The failure of Mars 96, which carried an orbiter, two small landers, and two surface penetrators to study the Martian atmosphere and surface, is a blow both for the RSA and for scientists from 21 countries flying experiments aboard the spacecraft. The mission was part of a series of probes scheduled by the U.S. space agency NASA and the RSA through the end of this decade to jointly explore Mars.
The first spacecraft in the series, a U.S.-built orbiter to map the Martian terrain, was launched from Florida earlier this month. The series will continue with the December launch of a small American surface rover to analyze the planet's rocks, and the 1999 U.S. launch of yet another orbiter plus a craft to land in Mars' polar region.
Dr. Roger Bourke, who oversees international cooperation for the Mars Missions at NASA's Jet Propulsion Laboratory in California, calls the failure of Mars 96 "an enormous setback for everyone in the world interested in Mars." He says the mission included experiments which now will not be performed and it is too early to know if they can be replaced in future missions.

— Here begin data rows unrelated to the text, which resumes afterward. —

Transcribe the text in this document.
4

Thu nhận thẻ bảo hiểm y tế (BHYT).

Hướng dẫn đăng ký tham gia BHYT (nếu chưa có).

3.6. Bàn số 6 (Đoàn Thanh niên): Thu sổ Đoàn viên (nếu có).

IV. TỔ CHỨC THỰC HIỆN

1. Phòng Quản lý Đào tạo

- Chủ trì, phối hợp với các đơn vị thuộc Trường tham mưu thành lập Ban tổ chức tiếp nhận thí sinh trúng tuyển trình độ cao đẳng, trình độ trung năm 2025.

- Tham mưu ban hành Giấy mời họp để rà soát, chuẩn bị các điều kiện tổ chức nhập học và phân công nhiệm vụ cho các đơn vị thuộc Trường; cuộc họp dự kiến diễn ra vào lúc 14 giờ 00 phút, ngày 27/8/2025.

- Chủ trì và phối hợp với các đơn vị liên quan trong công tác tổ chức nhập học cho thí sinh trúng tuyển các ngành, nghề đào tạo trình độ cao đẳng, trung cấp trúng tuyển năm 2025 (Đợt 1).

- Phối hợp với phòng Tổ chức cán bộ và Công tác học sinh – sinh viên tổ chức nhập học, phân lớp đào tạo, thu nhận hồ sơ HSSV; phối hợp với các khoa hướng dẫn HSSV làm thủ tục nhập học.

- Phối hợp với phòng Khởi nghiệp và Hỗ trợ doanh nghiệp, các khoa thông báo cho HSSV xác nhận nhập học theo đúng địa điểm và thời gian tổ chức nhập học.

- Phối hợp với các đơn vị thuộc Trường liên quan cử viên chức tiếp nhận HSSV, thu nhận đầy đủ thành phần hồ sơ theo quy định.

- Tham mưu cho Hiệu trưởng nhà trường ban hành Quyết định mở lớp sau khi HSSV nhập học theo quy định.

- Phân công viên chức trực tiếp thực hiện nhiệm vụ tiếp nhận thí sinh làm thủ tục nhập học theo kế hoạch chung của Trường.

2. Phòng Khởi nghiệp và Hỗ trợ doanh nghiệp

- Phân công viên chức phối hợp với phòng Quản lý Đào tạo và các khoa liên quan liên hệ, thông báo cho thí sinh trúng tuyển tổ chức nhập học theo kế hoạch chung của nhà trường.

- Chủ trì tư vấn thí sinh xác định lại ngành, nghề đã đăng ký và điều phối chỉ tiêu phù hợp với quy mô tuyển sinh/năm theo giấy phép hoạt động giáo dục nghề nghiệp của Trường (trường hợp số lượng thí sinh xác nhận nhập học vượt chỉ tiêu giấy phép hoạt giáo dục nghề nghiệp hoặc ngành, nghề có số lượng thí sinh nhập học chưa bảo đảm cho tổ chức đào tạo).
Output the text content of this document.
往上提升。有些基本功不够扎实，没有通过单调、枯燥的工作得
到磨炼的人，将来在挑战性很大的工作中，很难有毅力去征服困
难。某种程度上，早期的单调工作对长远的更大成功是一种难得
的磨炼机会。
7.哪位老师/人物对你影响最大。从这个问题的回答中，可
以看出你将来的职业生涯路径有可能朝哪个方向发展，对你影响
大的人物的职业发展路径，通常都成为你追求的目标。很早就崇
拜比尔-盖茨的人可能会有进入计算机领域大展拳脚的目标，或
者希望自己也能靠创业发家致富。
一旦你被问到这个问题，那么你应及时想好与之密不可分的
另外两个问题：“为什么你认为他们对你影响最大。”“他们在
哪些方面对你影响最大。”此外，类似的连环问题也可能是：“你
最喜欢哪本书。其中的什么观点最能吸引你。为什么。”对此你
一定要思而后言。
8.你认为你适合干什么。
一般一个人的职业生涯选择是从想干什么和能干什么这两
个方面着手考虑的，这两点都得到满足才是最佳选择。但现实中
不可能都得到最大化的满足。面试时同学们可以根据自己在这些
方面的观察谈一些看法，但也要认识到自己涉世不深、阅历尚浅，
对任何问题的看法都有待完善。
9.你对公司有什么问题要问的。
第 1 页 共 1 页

Bourke says this weekend's disaster serves as a reminder that exploring space "still remains a very risky business even if it often looks routine." Both NASA and the RSA have suffered mission failures in the past, but solved their problems to continue their space programs successfully.
Analysts say that NASA and the RSA will continue working closely together in space exploration despite the setback of this weekend's cooperative Mars 96 mission. The reasons are both technical and financial.
On the technical side, Bourke says NASA and the RSA each offer strengths the other lacks. He told RFE/RL that "Russia for a long time has been able to launch much more massive payloads than the United States, (while) the United States has put its efforts into rather sophisticated electronics and computers and machines that will operate autonomously. So, there is a complimentary (relationship) here."
Both sides also have financial reasons to cooperate. Each is struggling with greatly reduced budgets since the space race days of the Cold War, and cooperation offers a way to stretch funds. NASA's budget today is just some 60 percent of what it was during the 1960s. The RSA has said it needs one percent of the Russian national budget to fund its projects, but for 1996 a cash-strapped Moscow responded with just a sixth of that amount.
The mutual benefits of cooperating seem to have firmly wedded NASA and the RSA in space for the foreseeable future. In November next year, the space agencies will begin a two-year project to assemble a joint space station in orbit. The RSA will launch the station's power block and its first inhabitable module. The United States will launch a node allowing the Space Shuttle to dock with the space station.
If all goes according to plan the space station will begin operating in May 1998, when a Soyuz rocket is due to deliver its first occupants -- two people from the RSA and one from NASA. Both space agencies plan to maintain and expand the space station as their principal orbiting facility for the coming decades.